As an actor wannabe, I enjoy the fact that there are several community theater groups in my city that have allowed me to appear in their productions. I have grown very accustomed to the notion that every theater somehow has a resident ghost no matter how recently the theater was built.

One theater actually is an old church that sits on the edge of a historic district full of very stately old mansions. The stage is built over the area where the choir and minister once sat, but the original pews still are in the former sanctuary and serve as the audience's seats. This theater is known for performing original scripts.

This theater boasts (literally) that it has four ghosts. I have been shown a snap shot supposedly of one of the ghosts. I could see that the camera's lens actually had refracted light from a window to cause a blur/shape in the picture, but I said nothing as the theater's owner was so excited about it.

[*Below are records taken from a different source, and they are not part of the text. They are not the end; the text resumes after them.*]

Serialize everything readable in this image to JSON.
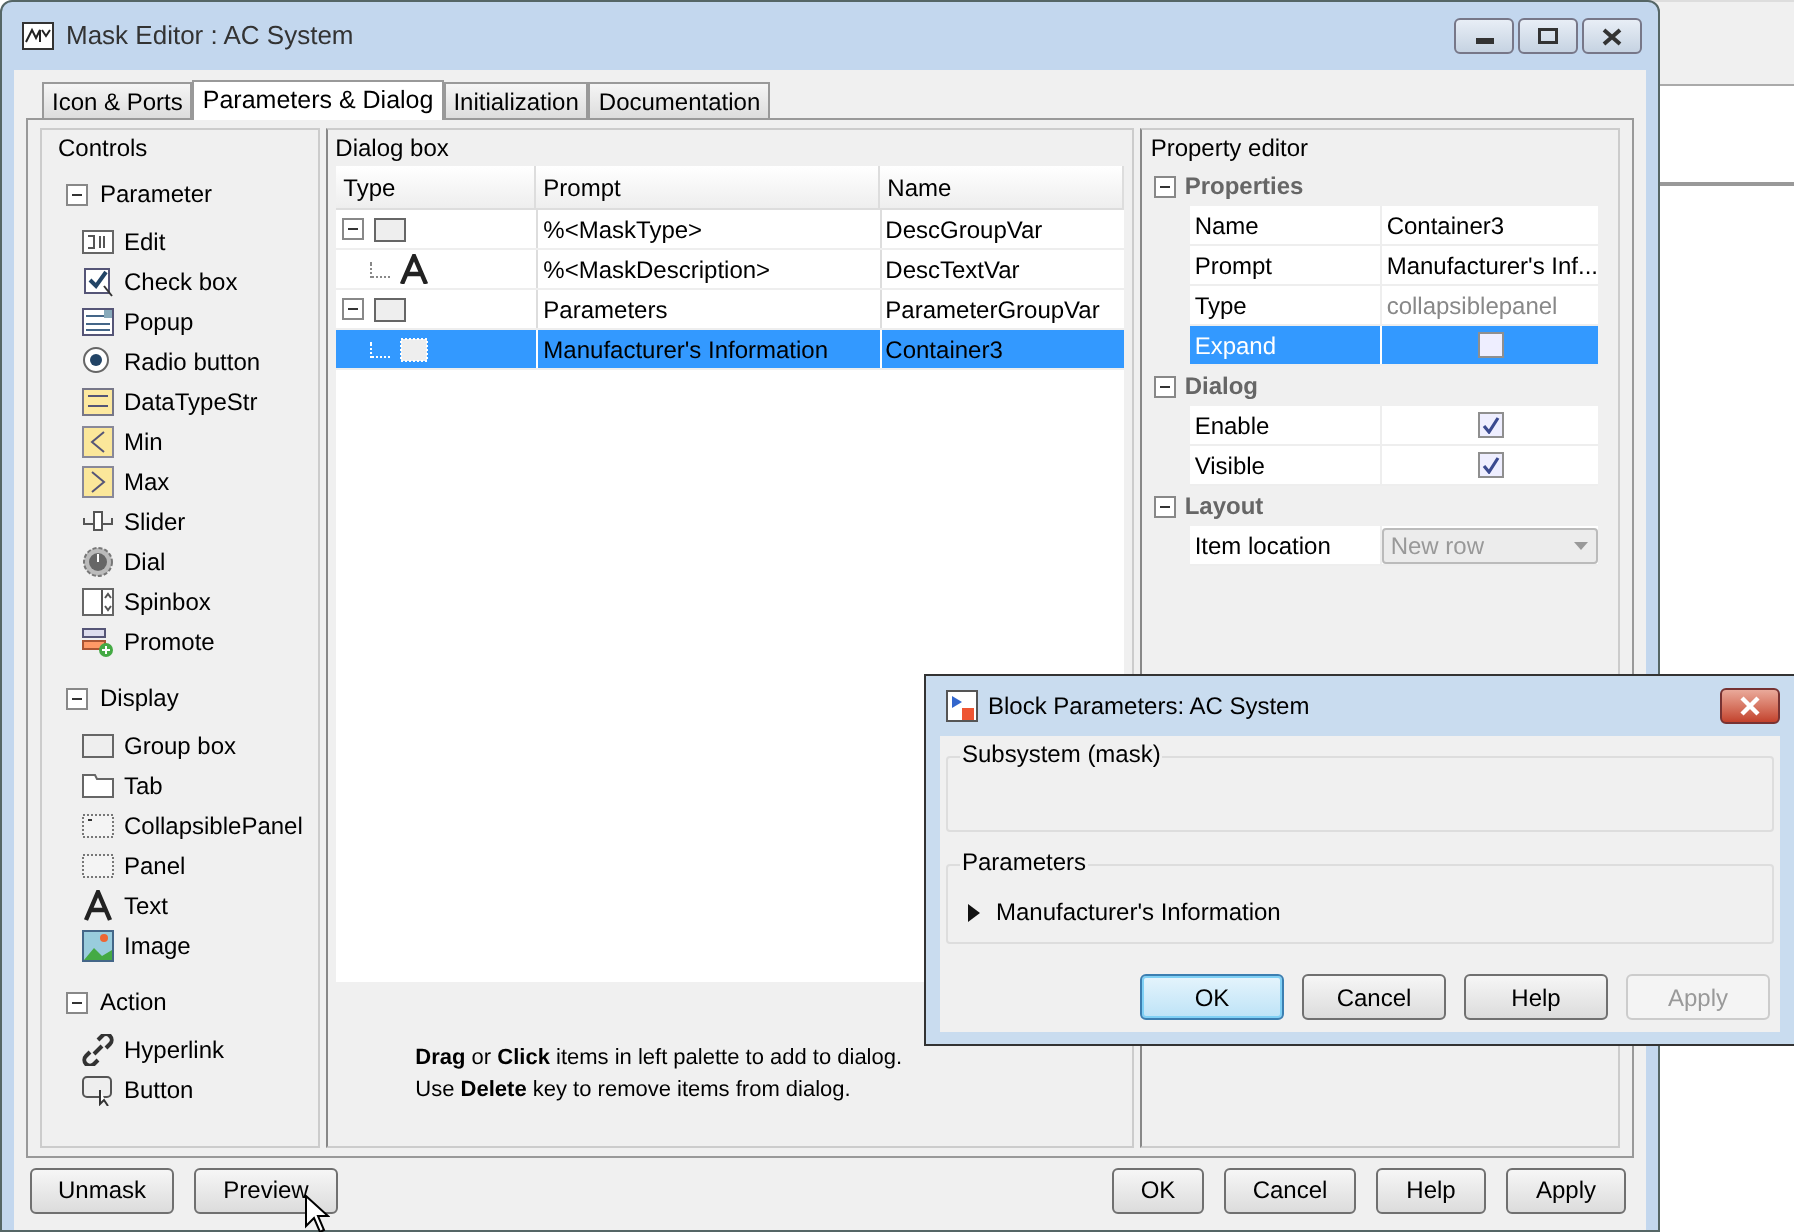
{
  "window": {
    "title": "Mask Editor : AC System"
  },
  "tabs": [
    {
      "label": "Icon & Ports",
      "selected": false
    },
    {
      "label": "Parameters & Dialog",
      "selected": true
    },
    {
      "label": "Initialization",
      "selected": false
    },
    {
      "label": "Documentation",
      "selected": false
    }
  ],
  "controls_palette": {
    "title": "Controls",
    "sections": [
      {
        "label": "Parameter",
        "expanded": true,
        "items": [
          {
            "label": "Edit",
            "kind": "edit"
          },
          {
            "label": "Check box",
            "kind": "checkbox"
          },
          {
            "label": "Popup",
            "kind": "popup"
          },
          {
            "label": "Radio button",
            "kind": "radio"
          },
          {
            "label": "DataTypeStr",
            "kind": "datatype"
          },
          {
            "label": "Min",
            "kind": "min"
          },
          {
            "label": "Max",
            "kind": "max"
          },
          {
            "label": "Slider",
            "kind": "slider"
          },
          {
            "label": "Dial",
            "kind": "dial"
          },
          {
            "label": "Spinbox",
            "kind": "spinbox"
          },
          {
            "label": "Promote",
            "kind": "promote"
          }
        ]
      },
      {
        "label": "Display",
        "expanded": true,
        "items": [
          {
            "label": "Group box",
            "kind": "groupbox"
          },
          {
            "label": "Tab",
            "kind": "tab"
          },
          {
            "label": "CollapsiblePanel",
            "kind": "collapsible"
          },
          {
            "label": "Panel",
            "kind": "panel"
          },
          {
            "label": "Text",
            "kind": "text"
          },
          {
            "label": "Image",
            "kind": "image"
          }
        ]
      },
      {
        "label": "Action",
        "expanded": true,
        "items": [
          {
            "label": "Hyperlink",
            "kind": "hyperlink"
          },
          {
            "label": "Button",
            "kind": "button"
          }
        ]
      }
    ]
  },
  "dialog_box": {
    "title": "Dialog box",
    "columns": [
      "Type",
      "Prompt",
      "Name"
    ],
    "rows": [
      {
        "kind": "group",
        "expanded": true,
        "prompt": "%<MaskType>",
        "name": "DescGroupVar",
        "selected": false,
        "children": [
          {
            "kind": "text",
            "prompt": "%<MaskDescription>",
            "name": "DescTextVar",
            "selected": false
          }
        ]
      },
      {
        "kind": "group",
        "expanded": true,
        "prompt": "Parameters",
        "name": "ParameterGroupVar",
        "selected": false,
        "children": [
          {
            "kind": "collapsible",
            "prompt": "Manufacturer's Information",
            "name": "Container3",
            "selected": true
          }
        ]
      }
    ],
    "hint_lines": [
      "**Drag** or **Click** items in left palette to add to dialog.",
      "Use **Delete** key to remove items from dialog."
    ]
  },
  "property_editor": {
    "title": "Property editor",
    "sections": [
      {
        "label": "Properties",
        "expanded": true,
        "rows": [
          {
            "kind": "text",
            "label": "Name",
            "value": "Container3",
            "disabled": false,
            "selected": false
          },
          {
            "kind": "text",
            "label": "Prompt",
            "value": "Manufacturer's Inf...",
            "disabled": false,
            "selected": false
          },
          {
            "kind": "text",
            "label": "Type",
            "value": "collapsiblepanel",
            "disabled": true,
            "selected": false
          },
          {
            "kind": "checkbox",
            "label": "Expand",
            "checked": false,
            "selected": true
          }
        ]
      },
      {
        "label": "Dialog",
        "expanded": true,
        "rows": [
          {
            "kind": "checkbox",
            "label": "Enable",
            "checked": true,
            "selected": false
          },
          {
            "kind": "checkbox",
            "label": "Visible",
            "checked": true,
            "selected": false
          }
        ]
      },
      {
        "label": "Layout",
        "expanded": true,
        "rows": [
          {
            "kind": "dropdown",
            "label": "Item location",
            "value": "New row",
            "disabled": true,
            "selected": false
          }
        ]
      }
    ]
  },
  "bottom_buttons_left": [
    "Unmask",
    "Preview"
  ],
  "bottom_buttons_right": [
    "OK",
    "Cancel",
    "Help",
    "Apply"
  ],
  "block_parameters": {
    "title": "Block Parameters: AC System",
    "subsystem_label": "Subsystem (mask)",
    "parameters_label": "Parameters",
    "panel": {
      "label": "Manufacturer's Information",
      "expanded": false
    },
    "buttons": [
      {
        "label": "OK",
        "default": true,
        "disabled": false
      },
      {
        "label": "Cancel",
        "default": false,
        "disabled": false
      },
      {
        "label": "Help",
        "default": false,
        "disabled": false
      },
      {
        "label": "Apply",
        "default": false,
        "disabled": true
      }
    ]
  }
}
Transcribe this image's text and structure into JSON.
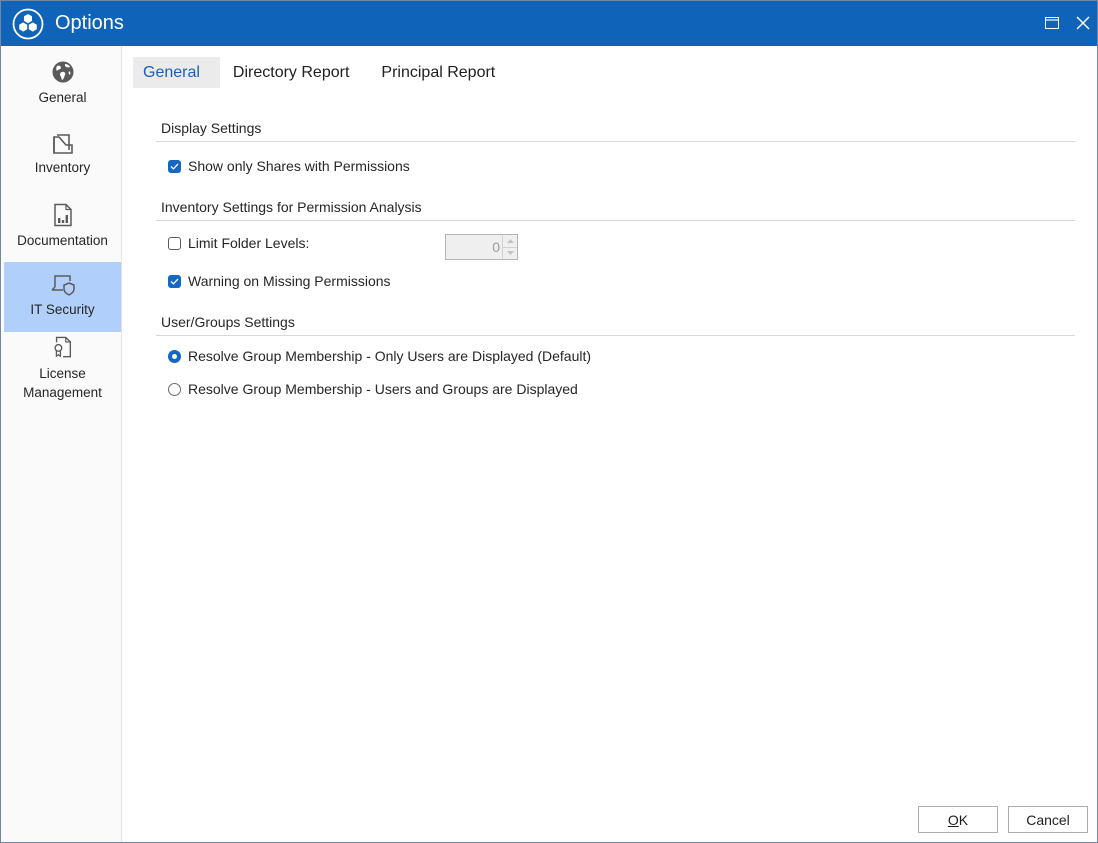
{
  "window": {
    "title": "Options",
    "accent_color": "#0f64ba",
    "controls": {
      "maximize": "maximize-icon",
      "close": "close-icon"
    }
  },
  "sidebar": {
    "items": [
      {
        "label": "General",
        "icon": "globe-icon",
        "active": false
      },
      {
        "label": "Inventory",
        "icon": "folder-stack-icon",
        "active": false
      },
      {
        "label": "Documentation",
        "icon": "document-chart-icon",
        "active": false
      },
      {
        "label": "IT Security",
        "icon": "laptop-shield-icon",
        "active": true
      },
      {
        "label_line1": "License",
        "label_line2": "Management",
        "icon": "certificate-document-icon",
        "active": false
      }
    ]
  },
  "tabs": [
    {
      "label": "General",
      "active": true
    },
    {
      "label": "Directory Report",
      "active": false
    },
    {
      "label": "Principal Report",
      "active": false
    }
  ],
  "sections": {
    "display": {
      "title": "Display Settings",
      "options": [
        {
          "label": "Show only Shares with Permissions",
          "type": "checkbox",
          "checked": true
        }
      ]
    },
    "inventory": {
      "title": "Inventory Settings for Permission Analysis",
      "limit_folder_levels": {
        "label": "Limit Folder Levels:",
        "type": "checkbox",
        "checked": false,
        "value": "0",
        "enabled": false
      },
      "warning_missing": {
        "label": "Warning on Missing Permissions",
        "type": "checkbox",
        "checked": true
      }
    },
    "user_groups": {
      "title": "User/Groups Settings",
      "options": [
        {
          "label": "Resolve Group Membership - Only Users are Displayed (Default)",
          "type": "radio",
          "checked": true
        },
        {
          "label": "Resolve Group Membership - Users and Groups are Displayed",
          "type": "radio",
          "checked": false
        }
      ]
    }
  },
  "footer": {
    "ok_accel": "O",
    "ok_rest": "K",
    "cancel_label": "Cancel"
  }
}
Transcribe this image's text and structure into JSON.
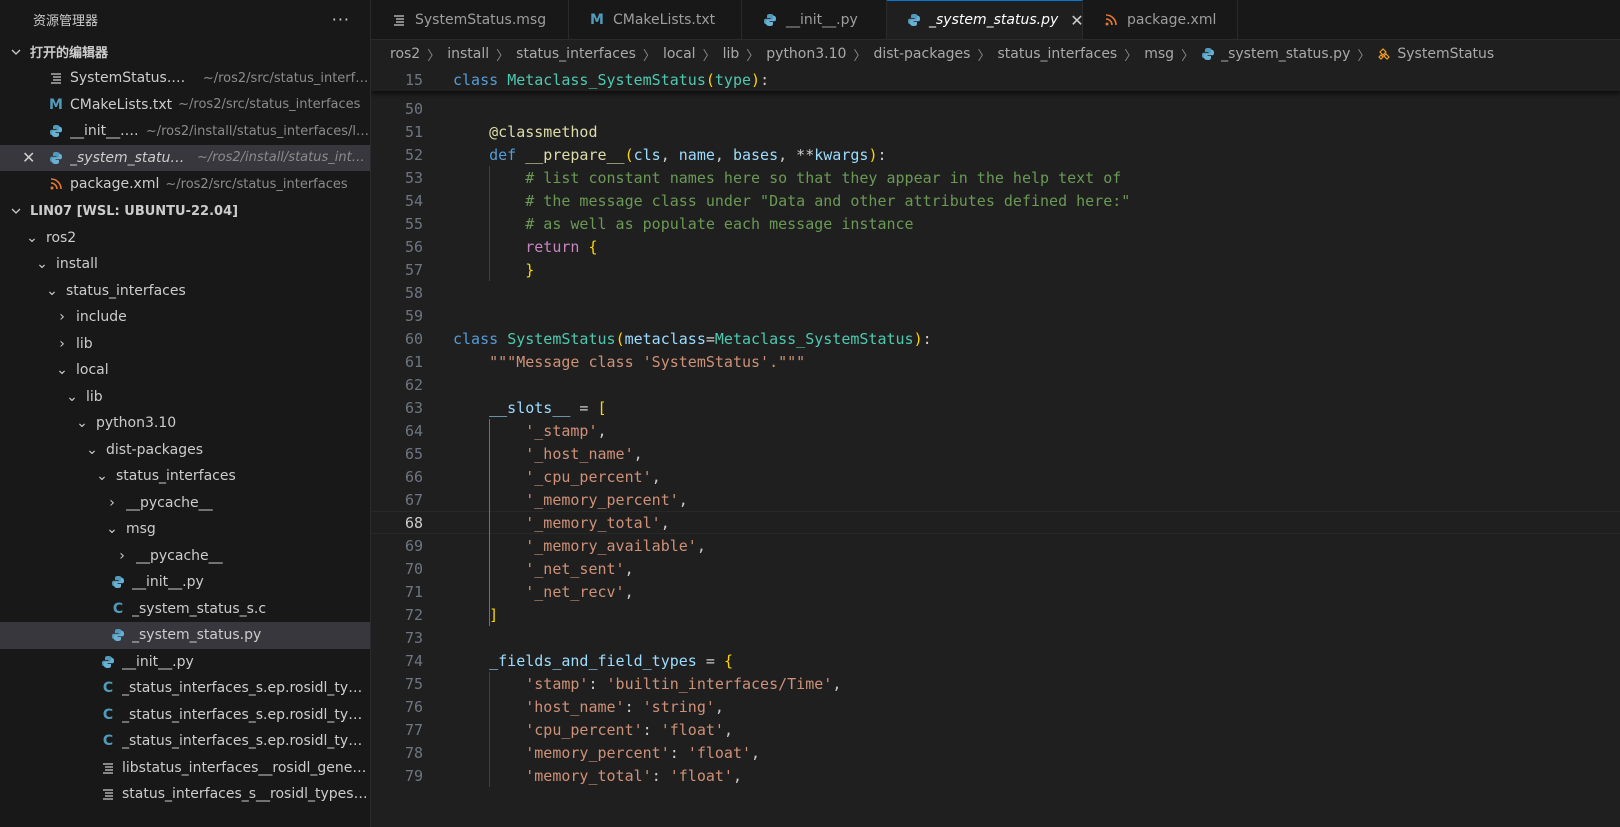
{
  "sidebar": {
    "title": "资源管理器",
    "more_label": "···",
    "open_editors": {
      "header": "打开的编辑器",
      "items": [
        {
          "label": "SystemStatus.msg",
          "path": "~/ros2/src/status_interfa...",
          "icon": "list-icon"
        },
        {
          "label": "CMakeLists.txt",
          "path": "~/ros2/src/status_interfaces",
          "icon": "cmake-icon"
        },
        {
          "label": "__init__.py",
          "path": "~/ros2/install/status_interfaces/lo...",
          "icon": "python-icon"
        },
        {
          "label": "_system_status.py",
          "path": "~/ros2/install/status_interf...",
          "icon": "python-icon"
        },
        {
          "label": "package.xml",
          "path": "~/ros2/src/status_interfaces",
          "icon": "rss-icon"
        }
      ]
    },
    "workspace": {
      "header": "LIN07 [WSL: UBUNTU-22.04]",
      "items": [
        {
          "label": "ros2"
        },
        {
          "label": "install"
        },
        {
          "label": "status_interfaces"
        },
        {
          "label": "include"
        },
        {
          "label": "lib"
        },
        {
          "label": "local"
        },
        {
          "label": "lib"
        },
        {
          "label": "python3.10"
        },
        {
          "label": "dist-packages"
        },
        {
          "label": "status_interfaces"
        },
        {
          "label": "__pycache__"
        },
        {
          "label": "msg"
        },
        {
          "label": "__pycache__"
        },
        {
          "label": "__init__.py"
        },
        {
          "label": "_system_status_s.c"
        },
        {
          "label": "_system_status.py"
        },
        {
          "label": "__init__.py"
        },
        {
          "label": "_status_interfaces_s.ep.rosidl_type..."
        },
        {
          "label": "_status_interfaces_s.ep.rosidl_type..."
        },
        {
          "label": "_status_interfaces_s.ep.rosidl_type..."
        },
        {
          "label": "libstatus_interfaces__rosidl_gener..."
        },
        {
          "label": "status_interfaces_s__rosidl_typesu..."
        }
      ]
    }
  },
  "tabs": [
    {
      "label": "SystemStatus.msg",
      "icon": "list-icon"
    },
    {
      "label": "CMakeLists.txt",
      "icon": "cmake-icon"
    },
    {
      "label": "__init__.py",
      "icon": "python-icon"
    },
    {
      "label": "_system_status.py",
      "icon": "python-icon"
    },
    {
      "label": "package.xml",
      "icon": "rss-icon"
    }
  ],
  "breadcrumb": [
    "ros2",
    "install",
    "status_interfaces",
    "local",
    "lib",
    "python3.10",
    "dist-packages",
    "status_interfaces",
    "msg",
    "_system_status.py",
    "SystemStatus"
  ],
  "editor": {
    "sticky_line": {
      "num": "15",
      "text": "class Metaclass_SystemStatus(type):"
    },
    "current_line": "68",
    "lines": [
      {
        "num": "50",
        "text": ""
      },
      {
        "num": "51",
        "text": "    @classmethod"
      },
      {
        "num": "52",
        "text": "    def __prepare__(cls, name, bases, **kwargs):"
      },
      {
        "num": "53",
        "text": "        # list constant names here so that they appear in the help text of"
      },
      {
        "num": "54",
        "text": "        # the message class under \"Data and other attributes defined here:\""
      },
      {
        "num": "55",
        "text": "        # as well as populate each message instance"
      },
      {
        "num": "56",
        "text": "        return {"
      },
      {
        "num": "57",
        "text": "        }"
      },
      {
        "num": "58",
        "text": ""
      },
      {
        "num": "59",
        "text": ""
      },
      {
        "num": "60",
        "text": "class SystemStatus(metaclass=Metaclass_SystemStatus):"
      },
      {
        "num": "61",
        "text": "    \"\"\"Message class 'SystemStatus'.\"\"\""
      },
      {
        "num": "62",
        "text": ""
      },
      {
        "num": "63",
        "text": "    __slots__ = ["
      },
      {
        "num": "64",
        "text": "        '_stamp',"
      },
      {
        "num": "65",
        "text": "        '_host_name',"
      },
      {
        "num": "66",
        "text": "        '_cpu_percent',"
      },
      {
        "num": "67",
        "text": "        '_memory_percent',"
      },
      {
        "num": "68",
        "text": "        '_memory_total',"
      },
      {
        "num": "69",
        "text": "        '_memory_available',"
      },
      {
        "num": "70",
        "text": "        '_net_sent',"
      },
      {
        "num": "71",
        "text": "        '_net_recv',"
      },
      {
        "num": "72",
        "text": "    ]"
      },
      {
        "num": "73",
        "text": ""
      },
      {
        "num": "74",
        "text": "    _fields_and_field_types = {"
      },
      {
        "num": "75",
        "text": "        'stamp': 'builtin_interfaces/Time',"
      },
      {
        "num": "76",
        "text": "        'host_name': 'string',"
      },
      {
        "num": "77",
        "text": "        'cpu_percent': 'float',"
      },
      {
        "num": "78",
        "text": "        'memory_percent': 'float',"
      },
      {
        "num": "79",
        "text": "        'memory_total': 'float',"
      }
    ]
  }
}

As I have a knack for memorizing things quickly, the theater's owner called me one Friday to take over a role from an actor who had been in an accident and broken his leg. The play had several more weeks in its run. The play was simple but well written and full of humorous scenes. My character was not a major one, but was on stage for most of the show. I had to sit at a table in a diner set for many scenes and act occupied though never part of the main action.

One night toward the end of the run I was going through my normal routine on stage of drinking (cold) coffee and pretending to read an old prop newspaper when something caught my attention in the audience. The first pew in the audience was four feet from the stage so it rarely had anyone in it. This night, however, I saw a woman in the darkness sitting on the far-left side of that pew. I thought this odd as the audience was small that evening and most had opted to move to the center of the old sanctuary to have a better view of the stage. I adjusted my position so that I could have a better view of this woman without appearing to look out at the audience. I could see she had her hair in a bun and was wearing a very high necked dress, but it was too dark to see her face or much detail of her appearance or face.

My character's lines came at that moment so I jumped into the argument taking place in the scene. When my small part of the scene was finished and I (in character) returned to the chair in a huff over the action happening on the other side of the stage, I turned slightly to see the woman again. Now I could see that she was smiling. When the lights came up at our curtain call, however, she was not there.

For the next four performances, that woman was in that pew. I began to look for her whenever I was on that corner of the stage. She always was smiling at the performance but gone for the curtain call.

After seeing her for the fifth time, I mentioned her to the manager who stayed at the lobby entrance and took tickets. She gave me an odd look and asked if the woman had been in Victorian clothing and had her hair up in a bun. I said she had. The manager then clapped her hands and said that I had seen the most famous of the four ghosts as this woman seems to truly enjoy watching productions and appears in the audience whenever she likes a show.

The next several performances had good audience attendance; thus the front pew was in use. The woman was not there on those nights, but as soon as the attendance dropped and the pew was not in use, she was back. Oddly, no other actor seemed to see her even though I would tell the cast exactly where she was seated.

On the last night of the show, a post performance champagne reception was planned in the church's basement area that had been converted into a restaurant. As the audience and we danced and had a merry time, I happened to catch a glimpse of the stairway that lead from the lobby/narthex of the building down to the basement. I saw the woman standing at the top of the stairs looking very sad. Someone passed in front of me and the woman vanished in that moment.

No one knows for sure who this woman is though some have determined that she was an actress that once lived in the area. I never felt scared or threatened by this woman. Sadly, I have been in three more productions at this theater, but have not seen her again. Maybe those shows were not to her liking?